Memecahkan Misteri Penampakan Awan Aneh Di Atas Bandara

Awan itu berbentuk khas, berlubang di bagian tengah seperti terkena pelubang kertas. Awan hole punch itu biasanya terbentuk di dekat bandar udara (bandara) atau pangkalan udara militer.

Awan itu memancing perhatian para ilmuwan. Mereka menemukan bahwa daerah-daerah di dekat bandara komersial kadang-kadang mengalami peningkatan curah hujan ataupun salju—kecil tapi dapat diukur–ketika pesawat udara lepas landas dan mendarat dalam kondisi atmosfer tertentu.

Awan berbentuk aneh itu bisa berbentuk lubang atau kanal panjang, terbentuk ketika pesawat terbang melalui awan level tengah tertentu menekan udara di sekitarnya hingga tersebar dan mendingin dengan cepat.

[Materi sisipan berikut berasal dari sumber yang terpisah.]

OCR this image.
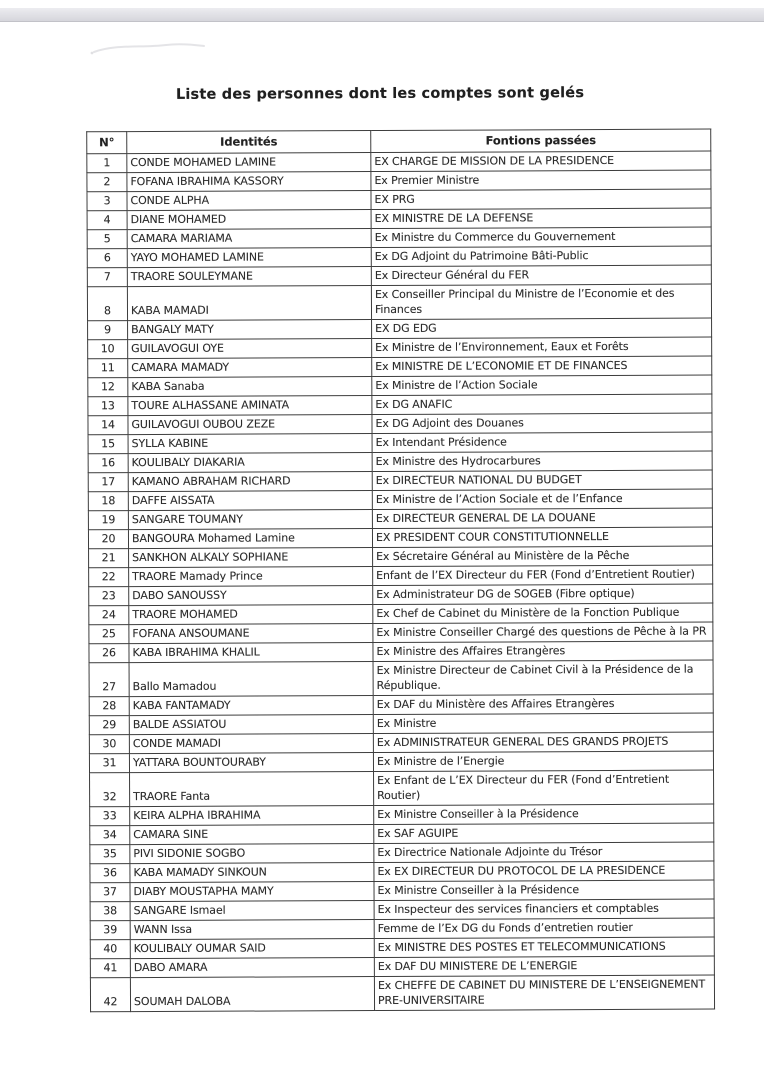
Liste des personnes dont les comptes sont gelés
N°	Identités	Fontions passées
1	CONDE MOHAMED LAMINE	EX CHARGE DE MISSION DE LA PRESIDENCE
2	FOFANA IBRAHIMA KASSORY	Ex Premier Ministre
3	CONDE ALPHA	EX PRG
4	DIANE MOHAMED	EX MINISTRE DE LA DEFENSE
5	CAMARA MARIAMA	Ex Ministre du Commerce du Gouvernement
6	YAYO MOHAMED LAMINE	Ex DG Adjoint du Patrimoine Bâti-Public
7	TRAORE SOULEYMANE	Ex Directeur Général du FER
8	KABA MAMADI	Ex Conseiller Principal du Ministre de l’Economie et des Finances
9	BANGALY MATY	EX DG EDG
10	GUILAVOGUI OYE	Ex Ministre de l’Environnement, Eaux et Forêts
11	CAMARA MAMADY	Ex MINISTRE DE L’ECONOMIE ET DE FINANCES
12	KABA Sanaba	Ex Ministre de l’Action Sociale
13	TOURE ALHASSANE AMINATA	Ex DG ANAFIC
14	GUILAVOGUI OUBOU ZEZE	Ex DG Adjoint des Douanes
15	SYLLA KABINE	Ex Intendant Présidence
16	KOULIBALY DIAKARIA	Ex Ministre des Hydrocarbures
17	KAMANO ABRAHAM RICHARD	Ex DIRECTEUR NATIONAL DU BUDGET
18	DAFFE AISSATA	Ex Ministre de l’Action Sociale et de l’Enfance
19	SANGARE TOUMANY	Ex DIRECTEUR GENERAL DE LA DOUANE
20	BANGOURA Mohamed Lamine	EX PRESIDENT COUR CONSTITUTIONNELLE
21	SANKHON ALKALY SOPHIANE	Ex Sécretaire Général au Ministère de la Pêche
22	TRAORE Mamady Prince	Enfant de l’EX Directeur du FER (Fond d’Entretient Routier)
23	DABO SANOUSSY	Ex Administrateur DG de SOGEB (Fibre optique)
24	TRAORE MOHAMED	Ex Chef de Cabinet du Ministère de la Fonction Publique
25	FOFANA ANSOUMANE	Ex Ministre Conseiller Chargé des questions de Pêche à la PR
26	KABA IBRAHIMA KHALIL	Ex Ministre des Affaires Etrangères
27	Ballo Mamadou	Ex Ministre Directeur de Cabinet Civil à la Présidence de la République.
28	KABA FANTAMADY	Ex DAF du Ministère des Affaires Etrangères
29	BALDE ASSIATOU	Ex Ministre
30	CONDE MAMADI	Ex ADMINISTRATEUR GENERAL DES GRANDS PROJETS
31	YATTARA BOUNTOURABY	Ex Ministre de l’Energie
32	TRAORE Fanta	Ex Enfant de L’EX Directeur du FER (Fond d’Entretient Routier)
33	KEIRA ALPHA IBRAHIMA	Ex Ministre Conseiller à la Présidence
34	CAMARA SINE	Ex SAF AGUIPE
35	PIVI SIDONIE SOGBO	Ex Directrice Nationale Adjointe du Trésor
36	KABA MAMADY SINKOUN	Ex EX DIRECTEUR DU PROTOCOL DE LA PRESIDENCE
37	DIABY MOUSTAPHA MAMY	Ex Ministre Conseiller à la Présidence
38	SANGARE Ismael	Ex Inspecteur des services financiers et comptables
39	WANN Issa	Femme de l’Ex DG du Fonds d’entretien routier
40	KOULIBALY OUMAR SAID	Ex MINISTRE DES POSTES ET TELECOMMUNICATIONS
41	DABO AMARA	Ex DAF DU MINISTERE DE L’ENERGIE
42	SOUMAH DALOBA	Ex CHEFFE DE CABINET DU MINISTERE DE L’ENSEIGNEMENT PRE-UNIVERSITAIRE
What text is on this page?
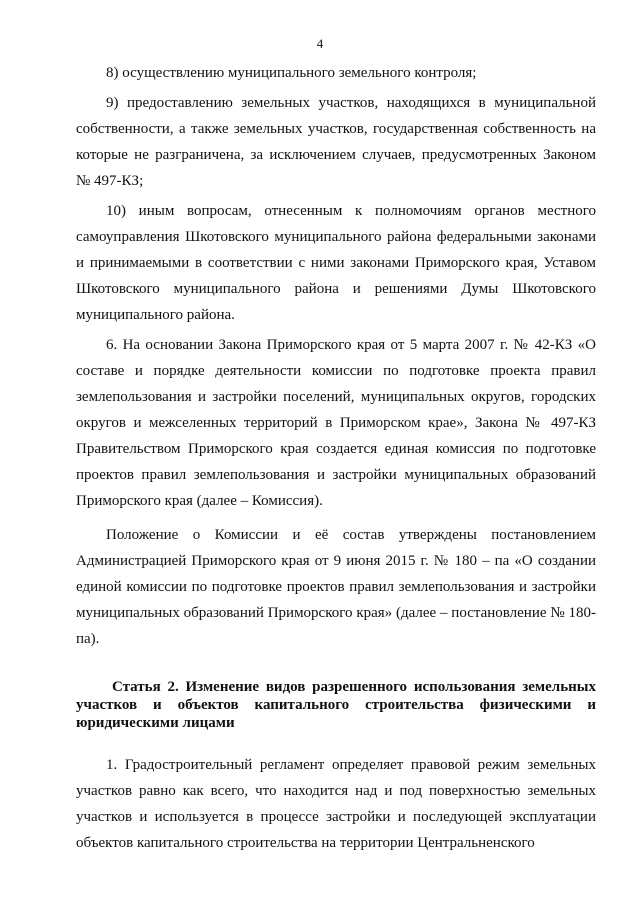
4

8) осуществлению муниципального земельного контроля;

9) предоставлению земельных участков, находящихся в муниципальной собственности, а также земельных участков, государственная собственность на которые не разграничена, за исключением случаев, предусмотренных Законом № 497-КЗ;

10) иным вопросам, отнесенным к полномочиям органов местного самоуправления Шкотовского муниципального района федеральными законами и принимаемыми в соответствии с ними законами Приморского края, Уставом Шкотовского муниципального района и решениями Думы Шкотовского муниципального района.

6. На основании Закона Приморского края от 5 марта 2007 г. № 42-КЗ «О составе и порядке деятельности комиссии по подготовке проекта правил землепользования и застройки поселений, муниципальных округов, городских округов и межселенных территорий в Приморском крае», Закона № 497-КЗ Правительством Приморского края создается единая комиссия по подготовке проектов правил землепользования и застройки муниципальных образований Приморского края (далее – Комиссия).

Положение о Комиссии и её состав утверждены постановлением Администрацией Приморского края от 9 июня 2015 г. № 180 – па «О создании единой комиссии по подготовке проектов правил землепользования и застройки муниципальных образований Приморского края» (далее – постановление № 180-па).

Статья 2. Изменение видов разрешенного использования земельных участков и объектов капитального строительства физическими и юридическими лицами

1. Градостроительный регламент определяет правовой режим земельных участков равно как всего, что находится над и под поверхностью земельных участков и используется в процессе застройки и последующей эксплуатации объектов капитального строительства на территории Центральненского
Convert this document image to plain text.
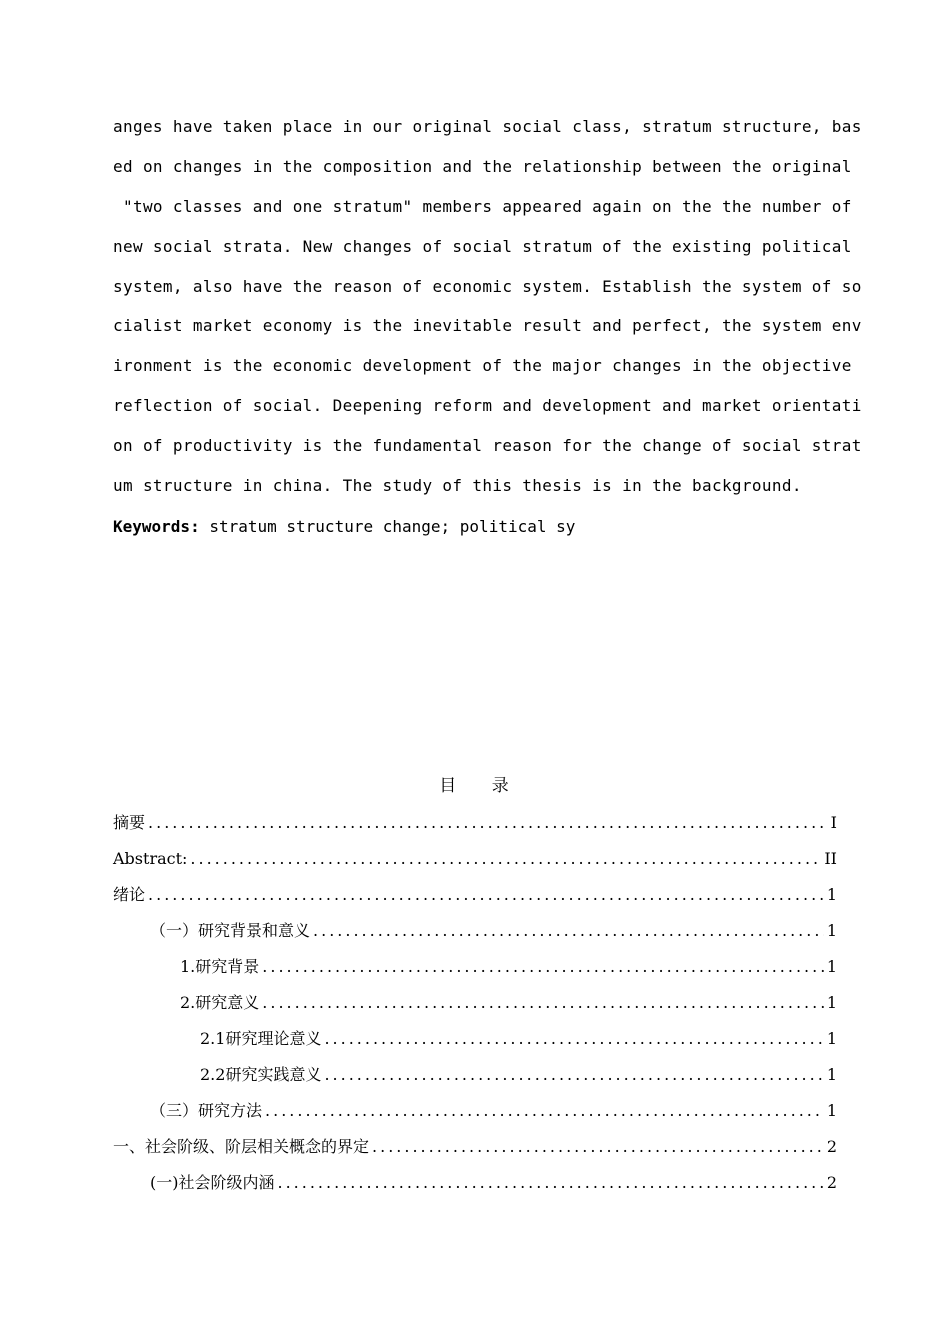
anges have taken place in our original social class, stratum structure, bas
ed on changes in the composition and the relationship between the original
"two classes and one stratum" members appeared again on the the number of
new social strata. New changes of social stratum of the existing political
system, also have the reason of economic system. Establish the system of so
cialist market economy is the inevitable result and perfect, the system env
ironment is the economic development of the major changes in the objective
reflection of social. Deepening reform and development and market orientati
on of productivity is the fundamental reason for the change of social strat
um structure in china. The study of this thesis is in the background.
Keywords: stratum structure change; political sy
目 录
摘要 .....	I
Abstract: .....	II
绪论 .....	1
（一）研究背景和意义 .....	1
1.研究背景 .....	1
2.研究意义 .....	1
2.1研究理论意义 .....	1
2.2研究实践意义 .....	1
（三）研究方法 .....	1
一、社会阶级、阶层相关概念的界定 .....	2
(一)社会阶级内涵 .....	2
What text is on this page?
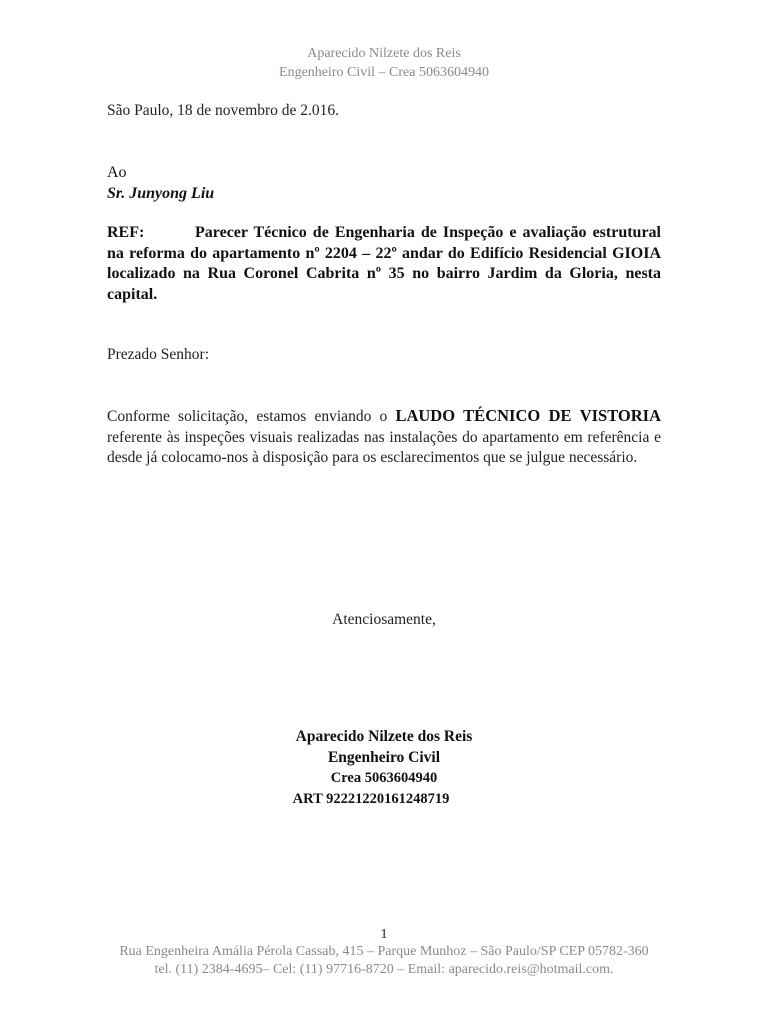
Aparecido Nilzete dos Reis
Engenheiro Civil – Crea 5063604940
São Paulo, 18 de novembro de 2.016.
Ao
Sr. Junyong Liu
REF:	Parecer Técnico de Engenharia de Inspeção e avaliação estrutural na reforma do apartamento nº 2204 – 22º andar do Edifício Residencial GIOIA localizado na Rua Coronel Cabrita nº 35 no bairro Jardim da Gloria, nesta capital.
Prezado Senhor:
Conforme solicitação, estamos enviando o LAUDO TÉCNICO DE VISTORIA referente às inspeções visuais realizadas nas instalações do apartamento em referência e desde já colocamo-nos à disposição para os esclarecimentos que se julgue necessário.
Atenciosamente,
Aparecido Nilzete dos Reis
Engenheiro Civil
Crea 5063604940
ART 92221220161248719
1
Rua Engenheira Amália Pérola Cassab, 415 – Parque Munhoz – São Paulo/SP CEP 05782-360
tel. (11) 2384-4695– Cel: (11) 97716-8720 – Email: aparecido.reis@hotmail.com.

Hal itu menyebabkan butiran air halus membeku menjadi es dan berubah menjadi salju ketika mereka jatuh ke permukaan bumi, meninggalkan celah berbentuk aneh di awan.

Studi baru yang dipimpin oleh National Center for Atmospheric Research (NCAR) itu merupakan bagian riset yang difokuskan pada awan aneh itu. Tim riset, termasuk sejumlah peneliti dari NASA Langley Research Center dan University of Wyoming di Laramie, menggunakan citra satelit dan simulasi komputer ramalan cuaca untuk memeriksa seberapa sering tipe awan yang tak pernah dihiraukan sebelumnya itu terjadi dalam radius 100 kilometer dari 6 bandara komersial, yaitu London Heathrow, Frankfurt, Charles De Gaulle (Paris), Seattle-Tacoma, O’Hare (Chicago), Yellowknife (Kanada), dan Byrd Station di Antartika.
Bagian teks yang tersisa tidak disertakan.